Swayambunath

Penultimate day in Nepal, I got my dimpled ass out of bed early, and made the one-hour walk to the Monkey Temple. At the bottom, a pretty good street band, rakin’ in the cash.

The temple itself is at the top of a mountain, up about a gazillion steps — Nepalis really love you make to climb up stairs to see the good cool sights! These ones were the worst, though, because the individual steps were inclined. You wouldn’t think that that would make it so much more difficult, but in fact, it does do.

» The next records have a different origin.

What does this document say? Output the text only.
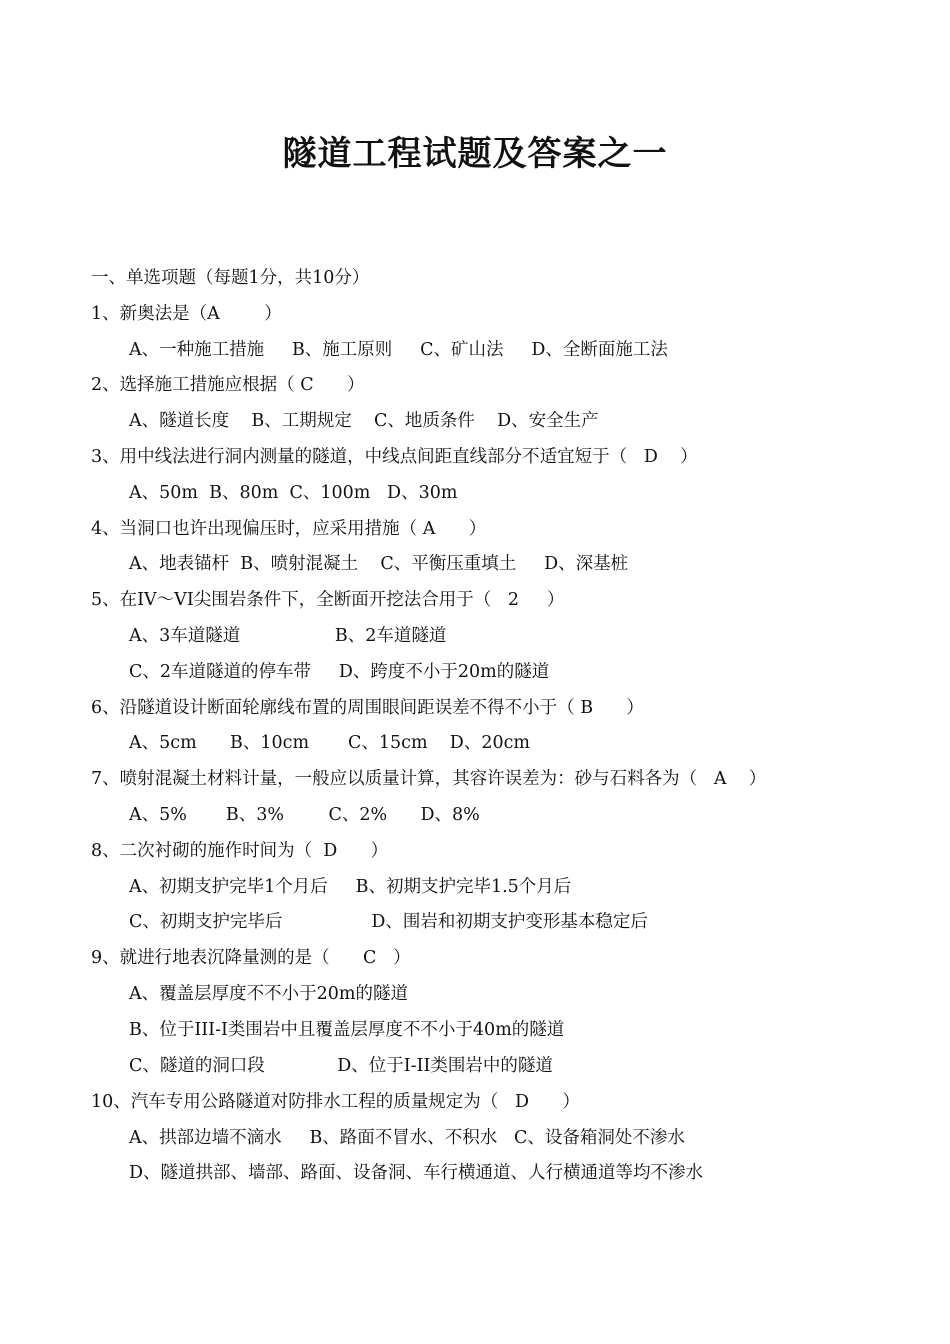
隧道工程试题及答案之一
一、单选项题（每题1分，共10分）
1、新奥法是（A        ）
A、一种施工措施     B、施工原则     C、矿山法     D、全断面施工法
2、选择施工措施应根据（ C      ）
A、隧道长度    B、工期规定    C、地质条件    D、安全生产
3、用中线法进行洞内测量的隧道，中线点间距直线部分不适宜短于（   D    ）
A、50m  B、80m  C、100m   D、30m
4、当洞口也许出现偏压时，应采用措施（ A      ）
A、地表锚杆  B、喷射混凝土    C、平衡压重填土     D、深基桩
5、在IV～VI尖围岩条件下，全断面开挖法合用于（   2     ）
A、3车道隧道                 B、2车道隧道
C、2车道隧道的停车带     D、跨度不小于20m的隧道
6、沿隧道设计断面轮廓线布置的周围眼间距误差不得不小于（ B      ）
A、5cm      B、10cm       C、15cm    D、20cm
7、喷射混凝土材料计量，一般应以质量计算，其容许误差为：砂与石料各为（   A    ）
A、5%       B、3%        C、2%      D、8%
8、二次衬砌的施作时间为（  D      ）
A、初期支护完毕1个月后     B、初期支护完毕1.5个月后
C、初期支护完毕后                D、围岩和初期支护变形基本稳定后
9、就进行地表沉降量测的是（      C   ）
A、覆盖层厚度不不小于20m的隧道
B、位于III-I类围岩中且覆盖层厚度不不小于40m的隧道
C、隧道的洞口段             D、位于I-II类围岩中的隧道
10、汽车专用公路隧道对防排水工程的质量规定为（   D      ）
A、拱部边墙不滴水     B、路面不冒水、不积水   C、设备箱洞处不渗水
D、隧道拱部、墙部、路面、设备洞、车行横通道、人行横通道等均不渗水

Plus which, it was actually my second time making this climb. The first time, about a week earlier, I’d clumb all the god damned way up there, and at the very top there’s a ticket-seller booth, charging a 200 Rupee entrance fee. I’m still wanting to maintain my pretty strict policy of not paying to enter temples, so I elected to turn around and head back down. Seeing this, the dude frantically tried to wave me through without my paying; and another guest stopped me and pleaded, “Sir…you’d better go!”

But I said I didn’t want to upset the Apple Cart, and continued on back down. But then, practically every day, over the course of the next week, somebody at the hostel told me they’d gone to the Monkey Temple that day, and had just loved the shit out of it. And over that week, I’d fallen in love with Kathmandu’s temples more generally. So, up I went again, this time forking over the 200 Rupees without even trying to call their bluff and get in for free.

Right when you get in, there’s a performance space there, which at the moment had a choir busting a move. The second clip here is actually a the conclusion of the first clip’s song. Had stopped recording ‘cause it seemed it was going on for a while, but when the dude opened up upon the conch shell, I felt compelled to record some more…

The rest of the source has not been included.